Friday, October 29, 2010

Ad Astra Per Ballista?

Problems To Ponder Whilst Puffing A Perdomo

Got an interesting email from a buddy of mine this week:
Is It Possible?

How big would a trebuchet have to be to place an Apollo sized space
craft in low Earth orbit? Arm length? counter weight mass?

I had to think about that one for a couple of days...

My email reply:
Been thinking about this for a while now…

Couldn’t find any of my old physics textbooks, so I’m gonna wing it.

Is it possible?

The short answer is, probably not. Unless Materials Science gets to the point where we can dump raw material into a hopper, and let nanobots construct the entire thing from the molecular level over the space of years, it would be cost-prohibitive. Much cheaper to build booster rockets.

The Saturn V rocket could boost 262,000 lbs into low earth orbit. To do that it had to burn a metric assload of fuel to hit escape velocity.

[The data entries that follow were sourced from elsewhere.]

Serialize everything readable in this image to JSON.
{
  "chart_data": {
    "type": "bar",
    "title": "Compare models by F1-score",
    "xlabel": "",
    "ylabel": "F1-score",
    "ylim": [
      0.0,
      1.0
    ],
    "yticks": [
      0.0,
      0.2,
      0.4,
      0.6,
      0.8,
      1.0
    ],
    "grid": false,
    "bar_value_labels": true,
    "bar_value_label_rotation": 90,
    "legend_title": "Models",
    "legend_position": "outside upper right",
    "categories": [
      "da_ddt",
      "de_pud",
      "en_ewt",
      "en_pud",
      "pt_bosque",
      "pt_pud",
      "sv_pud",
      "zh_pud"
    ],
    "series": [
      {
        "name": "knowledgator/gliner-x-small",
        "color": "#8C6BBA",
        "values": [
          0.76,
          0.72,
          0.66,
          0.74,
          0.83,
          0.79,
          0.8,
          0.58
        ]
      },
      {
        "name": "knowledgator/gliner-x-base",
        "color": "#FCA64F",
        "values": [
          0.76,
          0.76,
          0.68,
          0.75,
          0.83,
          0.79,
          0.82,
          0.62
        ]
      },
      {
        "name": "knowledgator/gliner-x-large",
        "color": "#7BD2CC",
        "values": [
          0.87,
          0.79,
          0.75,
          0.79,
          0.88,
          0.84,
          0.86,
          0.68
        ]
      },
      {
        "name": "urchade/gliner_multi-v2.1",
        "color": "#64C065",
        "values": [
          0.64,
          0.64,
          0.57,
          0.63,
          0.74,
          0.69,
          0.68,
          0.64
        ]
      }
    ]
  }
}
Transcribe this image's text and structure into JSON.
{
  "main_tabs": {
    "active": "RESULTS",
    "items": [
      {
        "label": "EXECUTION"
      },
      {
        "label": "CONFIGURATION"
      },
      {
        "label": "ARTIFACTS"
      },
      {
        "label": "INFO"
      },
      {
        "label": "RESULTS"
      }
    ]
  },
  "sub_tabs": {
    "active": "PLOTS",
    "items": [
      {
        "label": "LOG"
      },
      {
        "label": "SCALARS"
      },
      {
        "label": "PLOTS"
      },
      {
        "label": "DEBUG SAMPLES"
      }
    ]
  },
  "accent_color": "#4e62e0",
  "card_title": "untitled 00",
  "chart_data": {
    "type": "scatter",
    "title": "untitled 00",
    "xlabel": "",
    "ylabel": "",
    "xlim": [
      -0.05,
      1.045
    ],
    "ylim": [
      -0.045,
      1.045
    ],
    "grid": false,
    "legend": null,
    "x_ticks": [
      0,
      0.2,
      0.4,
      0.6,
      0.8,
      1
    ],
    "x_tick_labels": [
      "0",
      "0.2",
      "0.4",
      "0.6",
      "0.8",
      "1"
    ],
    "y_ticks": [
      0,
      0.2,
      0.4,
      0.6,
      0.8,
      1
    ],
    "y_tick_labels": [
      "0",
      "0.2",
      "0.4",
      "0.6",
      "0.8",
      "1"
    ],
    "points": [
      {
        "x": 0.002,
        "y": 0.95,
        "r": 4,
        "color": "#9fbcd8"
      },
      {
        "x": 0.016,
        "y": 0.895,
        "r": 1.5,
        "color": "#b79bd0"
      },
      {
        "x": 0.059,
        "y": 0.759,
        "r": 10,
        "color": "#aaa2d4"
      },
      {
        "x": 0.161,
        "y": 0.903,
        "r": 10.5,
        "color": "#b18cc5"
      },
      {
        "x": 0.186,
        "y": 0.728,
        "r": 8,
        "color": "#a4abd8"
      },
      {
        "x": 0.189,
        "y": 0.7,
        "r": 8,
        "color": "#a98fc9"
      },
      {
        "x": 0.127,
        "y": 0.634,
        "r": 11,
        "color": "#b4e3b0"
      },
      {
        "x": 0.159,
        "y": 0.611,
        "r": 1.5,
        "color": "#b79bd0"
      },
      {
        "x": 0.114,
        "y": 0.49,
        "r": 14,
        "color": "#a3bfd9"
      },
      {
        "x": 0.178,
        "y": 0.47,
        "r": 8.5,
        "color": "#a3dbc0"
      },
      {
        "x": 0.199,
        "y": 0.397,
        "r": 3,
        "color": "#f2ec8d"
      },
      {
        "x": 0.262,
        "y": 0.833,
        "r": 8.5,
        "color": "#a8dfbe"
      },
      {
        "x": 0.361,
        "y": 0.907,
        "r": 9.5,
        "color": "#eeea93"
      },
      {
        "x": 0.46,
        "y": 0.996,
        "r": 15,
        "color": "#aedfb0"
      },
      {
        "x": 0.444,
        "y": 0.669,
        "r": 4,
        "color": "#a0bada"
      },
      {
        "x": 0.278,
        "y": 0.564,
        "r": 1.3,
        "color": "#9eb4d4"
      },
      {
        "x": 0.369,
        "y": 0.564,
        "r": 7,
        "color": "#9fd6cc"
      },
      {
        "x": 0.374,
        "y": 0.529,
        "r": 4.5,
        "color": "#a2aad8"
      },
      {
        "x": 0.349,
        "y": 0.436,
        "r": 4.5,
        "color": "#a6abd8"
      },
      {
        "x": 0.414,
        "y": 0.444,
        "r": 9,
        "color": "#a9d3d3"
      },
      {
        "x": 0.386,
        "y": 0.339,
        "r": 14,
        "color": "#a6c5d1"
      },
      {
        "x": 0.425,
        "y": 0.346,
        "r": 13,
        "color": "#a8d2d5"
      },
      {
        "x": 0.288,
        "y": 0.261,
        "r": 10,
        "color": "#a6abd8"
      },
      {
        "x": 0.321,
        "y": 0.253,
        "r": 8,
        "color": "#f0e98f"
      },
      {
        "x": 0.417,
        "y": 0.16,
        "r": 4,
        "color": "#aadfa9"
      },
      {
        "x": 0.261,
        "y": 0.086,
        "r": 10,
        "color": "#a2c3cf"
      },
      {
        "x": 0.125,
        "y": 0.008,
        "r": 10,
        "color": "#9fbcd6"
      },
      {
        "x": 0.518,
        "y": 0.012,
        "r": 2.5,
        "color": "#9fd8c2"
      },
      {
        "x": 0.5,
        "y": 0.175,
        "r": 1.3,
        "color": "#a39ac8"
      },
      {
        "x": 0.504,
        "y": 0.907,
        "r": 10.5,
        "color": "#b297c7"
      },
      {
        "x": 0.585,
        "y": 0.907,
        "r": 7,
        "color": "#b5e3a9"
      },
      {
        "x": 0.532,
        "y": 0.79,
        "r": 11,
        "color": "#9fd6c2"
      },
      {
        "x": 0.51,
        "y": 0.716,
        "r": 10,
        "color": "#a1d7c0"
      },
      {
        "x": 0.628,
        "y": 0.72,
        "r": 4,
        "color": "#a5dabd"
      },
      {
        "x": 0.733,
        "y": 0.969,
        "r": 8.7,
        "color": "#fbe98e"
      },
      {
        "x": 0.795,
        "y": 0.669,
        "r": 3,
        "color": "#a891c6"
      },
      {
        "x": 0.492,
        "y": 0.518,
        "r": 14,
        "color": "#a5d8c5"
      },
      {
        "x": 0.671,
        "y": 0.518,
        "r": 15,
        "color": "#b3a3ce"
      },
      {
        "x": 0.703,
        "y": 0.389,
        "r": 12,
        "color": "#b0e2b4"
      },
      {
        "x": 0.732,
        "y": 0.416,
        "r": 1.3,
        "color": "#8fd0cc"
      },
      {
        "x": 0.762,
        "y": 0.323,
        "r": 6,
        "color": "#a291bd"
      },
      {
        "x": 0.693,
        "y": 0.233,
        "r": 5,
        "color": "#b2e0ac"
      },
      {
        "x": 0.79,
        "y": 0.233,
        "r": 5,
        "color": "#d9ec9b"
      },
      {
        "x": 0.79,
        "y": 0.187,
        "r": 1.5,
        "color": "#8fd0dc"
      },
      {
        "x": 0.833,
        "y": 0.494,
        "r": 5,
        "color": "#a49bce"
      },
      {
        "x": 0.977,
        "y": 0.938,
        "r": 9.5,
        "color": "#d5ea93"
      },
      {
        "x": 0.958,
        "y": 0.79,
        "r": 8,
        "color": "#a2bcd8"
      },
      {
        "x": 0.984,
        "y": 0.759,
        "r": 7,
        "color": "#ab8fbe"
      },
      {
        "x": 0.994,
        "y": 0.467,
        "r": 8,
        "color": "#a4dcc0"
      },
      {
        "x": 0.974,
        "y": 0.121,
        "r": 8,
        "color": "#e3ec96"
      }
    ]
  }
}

According to Wikipedia: On the surface of the Earth, the escape velocity is about 11.2 kilometers per second (~6.96 mi/s), which is approximately 34 times the speed of sound (Mach 34).

That’s pretty fargin’ fast. To get that kind of force out of a trebuchet, you’d have to have one seriously long swingarm.

Using the usual swinging-bucket trebuchet, that long whippy arm would snap under the load. On the version that uses a thick pole with a fixed counterweight at the base, the total weight would probably be too great for the axle bearings. There’s a top-end limit on how large you can forge or machine parts, and the axle would have to be thicker than a sequoia trunk. We’d be talking about a kilometer-long arm, and a 2km high frame with a base area the size of the I-610 loop.

The counter weight would have to allow for not only the mass of the payload, but the weight of the entire arm. I can’t see the swinging-bucket type being usable. Even if you went with a floating-arm trebuchet, the the torsion and flex of that whole thing moving would be unmanageable. No welds or rivets could take the load. It would have to be a monolithic frame, which brings me back the nanobot construction scheme.

Add to that the insane g-forces inflicted on the payload during the fling, and I just don’t see it as feasible.

Probably cheaper to build a Beanstalk!

If there's any physics gurus out there, please feel free to chime in!